Bug 12716 - "inherit acls" causes applying of both default acls and acl inheritance by samba
Summary: "inherit acls" causes applying of both default acls and acl inheritance by samba
Status: NEW
Alias: None
Product: Samba 4.1 and newer
Classification: Unclassified
Component: File services (show other bugs)
Version: 4.6.0
Hardware: x64 Linux
: P5 normal (vote)
Target Milestone: ---
Assignee: Samba QA Contact
QA Contact: Samba QA Contact
URL:
Keywords:
Depends on:
Blocks:
 
Reported: 2017-03-23 14:09 UTC by olaf
Modified: 2021-03-10 16:28 UTC (History)
2 users (show)

See Also:


Attachments

Note You need to log in before you can comment on or make changes to this bug.
Description olaf 2017-03-23 14:09:24 UTC
The problem is, that in current state the smbd first creates a file and allows system to apply default posix ACLs (and applies "create mask"):

smbd/open.c:

if ((flags2 & O_CREAT) && lp_inherit_acls(SNUM(conn)) &&
    (def_acl = directory_has_default_acl(conn, parent_dir))) {
    unx_mode = (0777 & lp_create_mask(SNUM(conn)));

So far it is good. The operating system applies default ACLs and "create mask" is taken into account. But later, smbd rewrites the ACLs:

smbd/open.c:

 else if (lp_inherit_acls(SNUM(conn))) {
/* Inherit from parent. Errors here are not fatal. */
status = inherit_new_acl(fsp);
if (!NT_STATUS_IS_OK(status)) {
    DEBUG(10,("inherit_new_acl: failed for %s with %
    fsp_str_dbg(fsp),
    nt_errstr(status) ));
}

As it rewrites the ACLs, the "create mask" (eg. = 666) is not applied and ordinary files get execute permission.
So, basically, it first allows to apply default ACLs by system, next it does its own inheritance. I want only the first portion.

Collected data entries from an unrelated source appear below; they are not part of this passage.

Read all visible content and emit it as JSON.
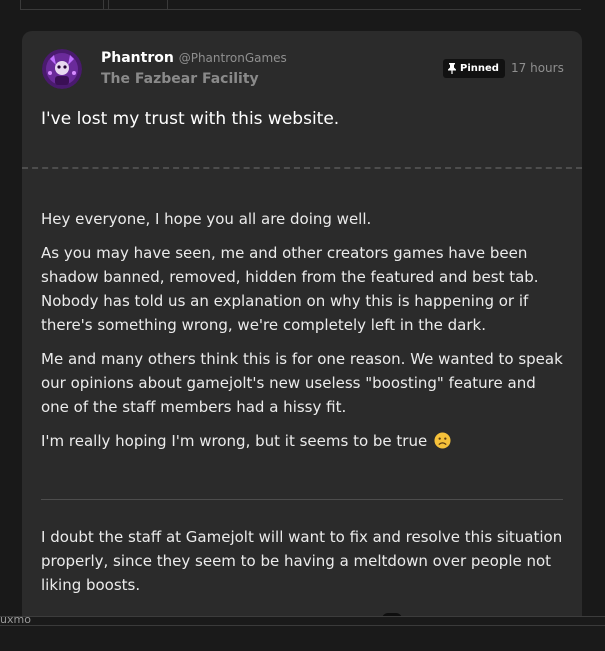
{
  "post": {
    "author_name": "Phantron",
    "author_handle": "@PhantronGames",
    "community": "The Fazbear Facility",
    "pinned_label": "Pinned",
    "timestamp": "17 hours",
    "title": "I've lost my trust with this website.",
    "paragraphs": [
      "Hey everyone, I hope you all are doing well.",
      "As you may have seen, me and other creators games have been shadow banned, removed, hidden from the featured and best tab. Nobody has told us an explanation on why this is happening or if there's something wrong, we're completely left in the dark.",
      "Me and many others think this is for one reason. We wanted to speak our opinions about gamejolt's new useless \"boosting\" feature and one of the staff members had a hissy fit.",
      "I'm really hoping I'm wrong, but it seems to be true"
    ],
    "followup": "I doubt the staff at Gamejolt will want to fix and resolve this situation properly, since they seem to be having a meltdown over people not liking boosts."
  },
  "overlay": {
    "text": "uxmo"
  },
  "icons": {
    "avatar": "avatar-image",
    "pin": "pin-icon",
    "emoji": "frowning-face-emoji"
  },
  "colors": {
    "background": "#191919",
    "card": "#2b2b2b",
    "text": "#ebebeb",
    "muted": "#8f8f8f",
    "badge": "#111111"
  }
}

Commenting out the second portion makes it work correctly. To get the desired effect the parameter "store dos attributes = yes" also has to be set.

I have no idea why the second portion (inherit_new_acl(fsp)) is added but it makes me trouble.
If it cannot be removed for some other reasons, I can produce a patch with a new option, eg. "inherit acls posix only", or whatever other name you do prefer, so it can be disabled separately.
Comment 1 Björn Jacke 2021-03-10 16:28:08 UTC
ACLs and create mask generally don't play well together. Maybe we should just  drop creat mask support for any kind of ACL configuration where we have inherited ACLs. Just for POSIX ACLs withough ACL inheritence we might leave it in.